可能性を少しでも探して…。可能性は無限にあるということをみんなに見せたい。道はどんどん作っていくから、少しでも興味がある道があったらそっちへ歩いていってもらえればいいなと。人間何でもできるんだよという姿を見せ続けていきたい。きっかけを少し作ってあげて、あとは自分で切り開いていってもらえたらいいなと思います。

何をしたいかよりも、「何のために」という意識が大切

ともに働くスタッフの「人生」に願うこと

対話する?

「諦める」という言葉を無くして欲しい。諦めなければ夢は必ず叶うと僕は信じていますから。なりたい自分を常にイメージして、そこに向かって着実に一歩ずつ進んでいって欲しいと、うちで働いてもらうスタッフにはそれを願います。本当に幸せになって欲しい。

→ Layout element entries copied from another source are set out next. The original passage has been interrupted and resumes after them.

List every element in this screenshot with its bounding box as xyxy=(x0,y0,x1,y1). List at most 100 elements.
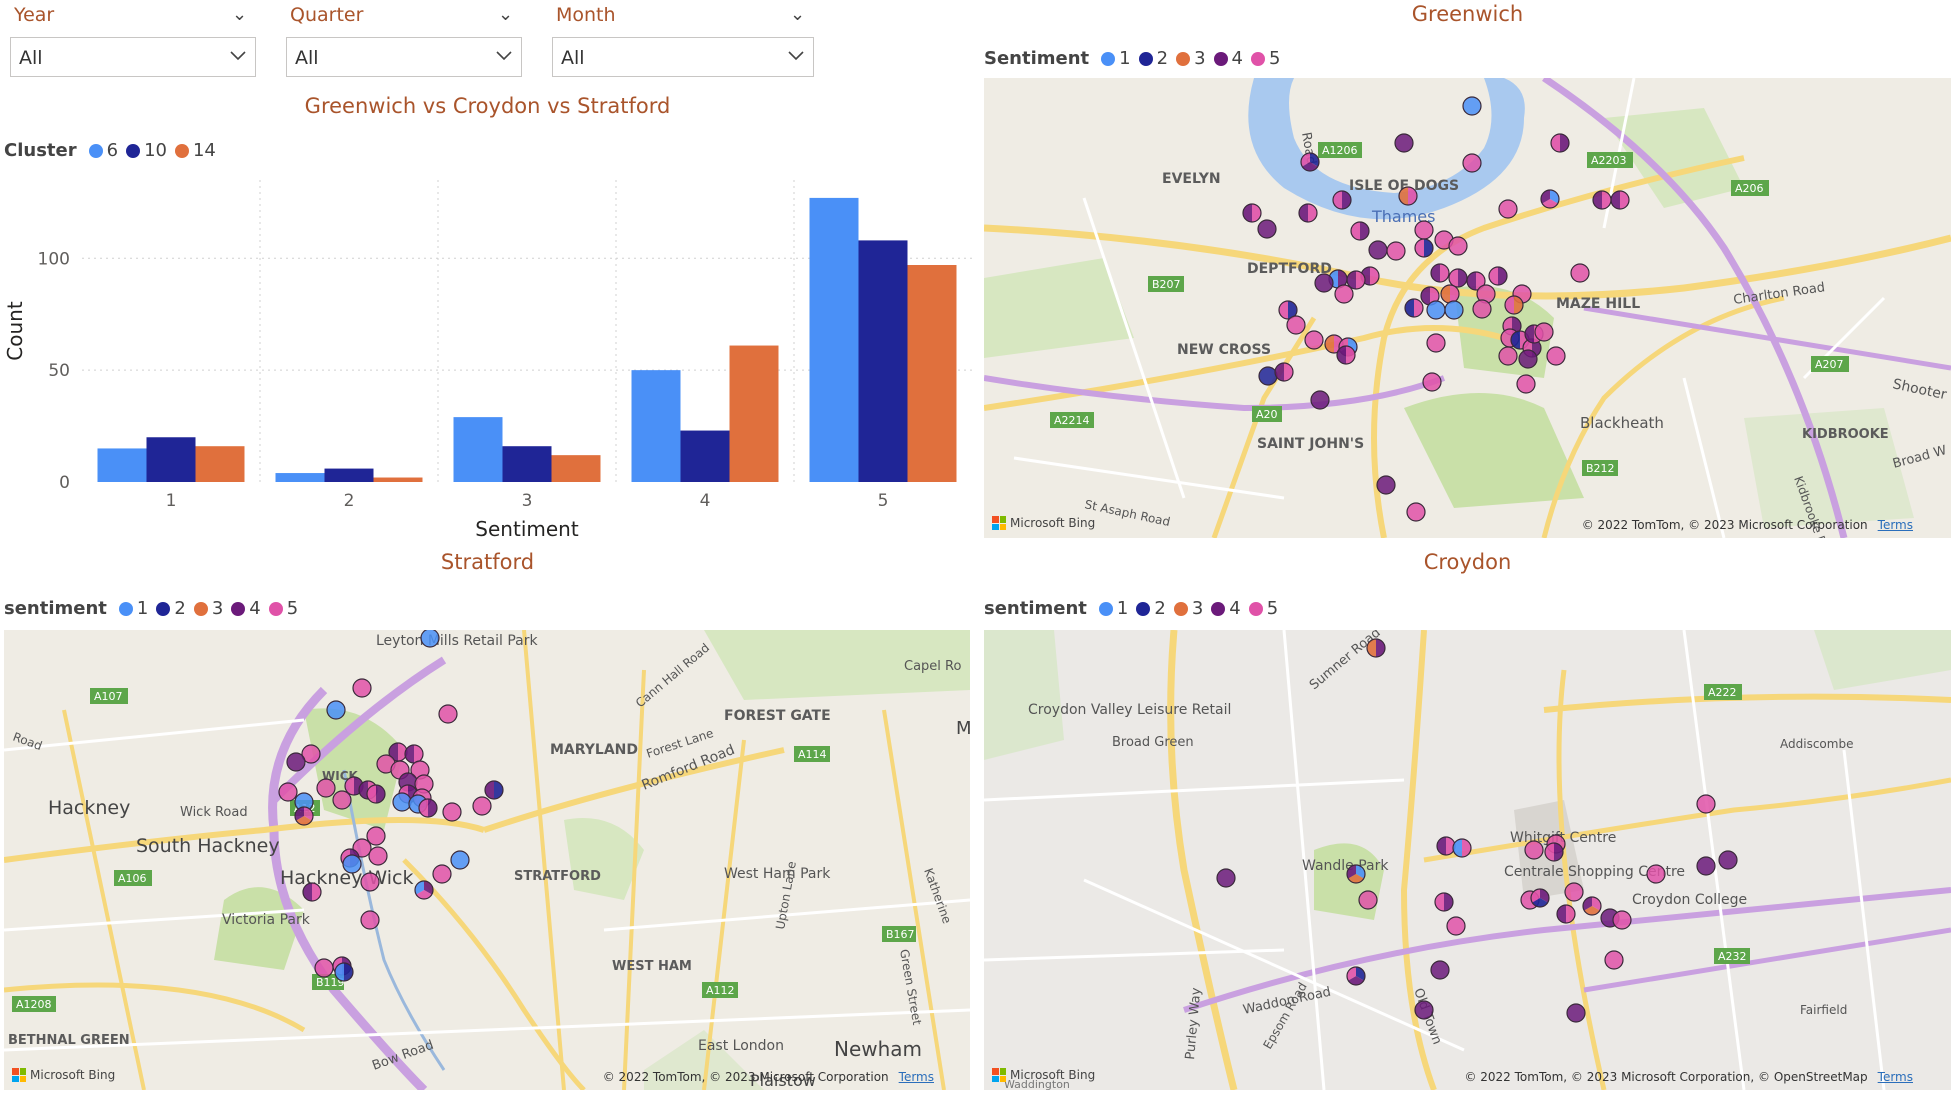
croydon-map[interactable]: Croydon Valley Leisure Retail Broad Gree… xyxy=(984,630,1951,1090)
map-point-marker[interactable] xyxy=(1426,333,1446,353)
bar-cluster-14-sentiment-5[interactable] xyxy=(907,265,957,482)
map-point-marker[interactable] xyxy=(1426,300,1446,320)
quarter-collapse-chevron-icon[interactable]: ⌄ xyxy=(498,4,513,25)
map-point-marker[interactable] xyxy=(302,882,322,902)
legend-item-sentiment-1[interactable]: 1 xyxy=(118,598,148,619)
map-point-marker[interactable] xyxy=(1646,864,1666,884)
map-point-marker[interactable] xyxy=(1498,346,1518,366)
map-point-marker[interactable] xyxy=(1314,273,1334,293)
map-point-marker[interactable] xyxy=(360,910,380,930)
map-point-marker[interactable] xyxy=(484,780,504,800)
legend-item-sentiment-3[interactable]: 3 xyxy=(1176,48,1206,69)
map-point-marker[interactable] xyxy=(326,700,346,720)
map-point-marker[interactable] xyxy=(1286,315,1306,335)
bar-cluster-10-sentiment-2[interactable] xyxy=(324,468,374,482)
map-point-marker[interactable] xyxy=(1436,836,1456,856)
bar-cluster-10-sentiment-3[interactable] xyxy=(502,446,552,482)
map-point-marker[interactable] xyxy=(1334,284,1354,304)
map-point-marker[interactable] xyxy=(314,958,334,978)
map-point-marker[interactable] xyxy=(1530,888,1550,908)
map-point-marker[interactable] xyxy=(1346,966,1366,986)
map-point-marker[interactable] xyxy=(1488,266,1508,286)
map-point-marker[interactable] xyxy=(1440,284,1460,304)
map-point-marker[interactable] xyxy=(1566,1003,1586,1023)
map-point-marker[interactable] xyxy=(1358,890,1378,910)
legend-item-sentiment-1[interactable]: 1 xyxy=(1098,598,1128,619)
map-point-marker[interactable] xyxy=(1242,203,1262,223)
map-point-marker[interactable] xyxy=(414,880,434,900)
map-point-marker[interactable] xyxy=(1298,203,1318,223)
map-point-marker[interactable] xyxy=(450,850,470,870)
croydon-map-canvas[interactable]: Croydon Valley Leisure Retail Broad Gree… xyxy=(984,630,1951,1090)
map-point-marker[interactable] xyxy=(1366,638,1386,658)
map-point-marker[interactable] xyxy=(1216,868,1236,888)
map-point-marker[interactable] xyxy=(1518,349,1538,369)
legend-item-sentiment-4[interactable]: 4 xyxy=(231,598,261,619)
map-point-marker[interactable] xyxy=(1570,263,1590,283)
legend-item-sentiment-4[interactable]: 4 xyxy=(1213,48,1243,69)
map-point-marker[interactable] xyxy=(342,854,362,874)
map-point-marker[interactable] xyxy=(472,796,492,816)
map-point-marker[interactable] xyxy=(1430,960,1450,980)
bar-cluster-14-sentiment-3[interactable] xyxy=(551,455,601,482)
map-point-marker[interactable] xyxy=(1350,221,1370,241)
map-point-marker[interactable] xyxy=(1610,190,1630,210)
bar-cluster-10-sentiment-1[interactable] xyxy=(146,437,196,482)
greenwich-map[interactable]: EVELYN ISLE OF DOGS Thames DEPTFORD MAZE… xyxy=(984,78,1951,538)
bar-cluster-10-sentiment-4[interactable] xyxy=(680,430,730,482)
map-point-marker[interactable] xyxy=(332,790,352,810)
map-point-marker[interactable] xyxy=(1430,263,1450,283)
map-point-marker[interactable] xyxy=(368,846,388,866)
map-point-marker[interactable] xyxy=(360,872,380,892)
bar-cluster-14-sentiment-4[interactable] xyxy=(729,345,779,482)
map-point-marker[interactable] xyxy=(1604,950,1624,970)
bar-cluster-6-sentiment-4[interactable] xyxy=(631,370,681,482)
map-point-marker[interactable] xyxy=(1274,362,1294,382)
legend-item-sentiment-2[interactable]: 2 xyxy=(1136,598,1166,619)
bar-cluster-6-sentiment-2[interactable] xyxy=(275,473,325,482)
map-point-marker[interactable] xyxy=(1336,345,1356,365)
map-point-marker[interactable] xyxy=(1582,896,1602,916)
map-point-marker[interactable] xyxy=(420,630,440,648)
legend-item-sentiment-5[interactable]: 5 xyxy=(1250,48,1280,69)
map-point-marker[interactable] xyxy=(1258,366,1278,386)
map-point-marker[interactable] xyxy=(1414,220,1434,240)
map-point-marker[interactable] xyxy=(1434,892,1454,912)
map-point-marker[interactable] xyxy=(1444,300,1464,320)
map-point-marker[interactable] xyxy=(278,782,298,802)
map-point-marker[interactable] xyxy=(1556,904,1576,924)
map-point-marker[interactable] xyxy=(1414,1000,1434,1020)
month-collapse-chevron-icon[interactable]: ⌄ xyxy=(790,4,805,25)
map-point-marker[interactable] xyxy=(1368,240,1388,260)
map-point-marker[interactable] xyxy=(1448,268,1468,288)
map-point-marker[interactable] xyxy=(1696,794,1716,814)
map-point-marker[interactable] xyxy=(418,798,438,818)
bar-cluster-6-sentiment-5[interactable] xyxy=(809,197,859,482)
month-dropdown[interactable]: All xyxy=(552,37,814,77)
map-point-marker[interactable] xyxy=(404,744,424,764)
map-point-marker[interactable] xyxy=(334,962,354,982)
map-point-marker[interactable] xyxy=(294,806,314,826)
map-point-marker[interactable] xyxy=(1540,189,1560,209)
map-point-marker[interactable] xyxy=(366,784,386,804)
year-collapse-chevron-icon[interactable]: ⌄ xyxy=(232,4,247,25)
map-point-marker[interactable] xyxy=(1332,190,1352,210)
legend-item-sentiment-1[interactable]: 1 xyxy=(1101,48,1131,69)
map-point-marker[interactable] xyxy=(1498,199,1518,219)
map-point-marker[interactable] xyxy=(1300,152,1320,172)
map-point-marker[interactable] xyxy=(1546,346,1566,366)
bar-cluster-10-sentiment-5[interactable] xyxy=(858,240,908,482)
map-point-marker[interactable] xyxy=(1448,236,1468,256)
map-point-marker[interactable] xyxy=(286,752,306,772)
map-point-marker[interactable] xyxy=(1544,842,1564,862)
legend-item-sentiment-2[interactable]: 2 xyxy=(156,598,186,619)
map-point-marker[interactable] xyxy=(1414,238,1434,258)
map-point-marker[interactable] xyxy=(1304,330,1324,350)
legend-item-sentiment-3[interactable]: 3 xyxy=(193,598,223,619)
map-point-marker[interactable] xyxy=(1550,133,1570,153)
map-point-marker[interactable] xyxy=(316,778,336,798)
bar-cluster-6-sentiment-1[interactable] xyxy=(97,448,147,482)
map-point-marker[interactable] xyxy=(392,792,412,812)
map-point-marker[interactable] xyxy=(1398,186,1418,206)
map-point-marker[interactable] xyxy=(1257,219,1277,239)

後悔しない人生を歩んでもらえるような環境を僕は作りたい。個々の価値観で幸せを感じて欲しい。願わくは、僕の葬式で「あなたと出会えて人生変わりました」と言われたいですね(笑)。

働く意味って人それぞれだと思いますが、僕は仕事は何をやってもいいと思うんです。業種を選ぶ必要性はさほど感じない。

「何をしたいか」よりも「何のために」という意識が大切だと思うんですよね。何のためにこの仕事をするのかという意識で、仕事を選んで欲しい。

自分のためにというよりも、この仕事を通じて世のため人のために何ができるのだろうと。それは大きくても小さくても構わない。自分のためより人のためと意識する人が増えたら、この世の中はもっと良くなると思うんです。

自分のために頑張るのは限界がある、大切な人のためならもうひと頑張りもふた頑張りもパワーが湧いてくると思うんですね。ですから、人のためにお役に立つには何をしたらいいんだろうと意識しながら働いて欲しいですね。

自分で可能性を決めつけない人で、もし僕と一緒に仕事をしてくれるのなら、その人の可能性を最大限にひき出して、色んなことに挑戦していける環境を与えていきたいと思っています。輸送業に限らず、これからはもっともっと一緒に働いてくれる人の可能性を信じて、色んなことにチャレンジしてもらって、働くことの楽しさを見つけてもらえるような環境作りがしたいなと思います。世界は広いですから。世界を舞台に一緒に動いてくれる人を探しています。

我がままというのではなく、自分の大事にしていることを裏切らずに、信念を持って続けていければ。どんな信念であっても続けている人は魅力的だと思うんですね。そんなふうに生きていきたいですし、一緒に働くみんなにも信念を持って、自分がどうありたいか、ぶれずに生きていって欲しいと思っています。それに対しての手助けはずっとしていきたいと思っています。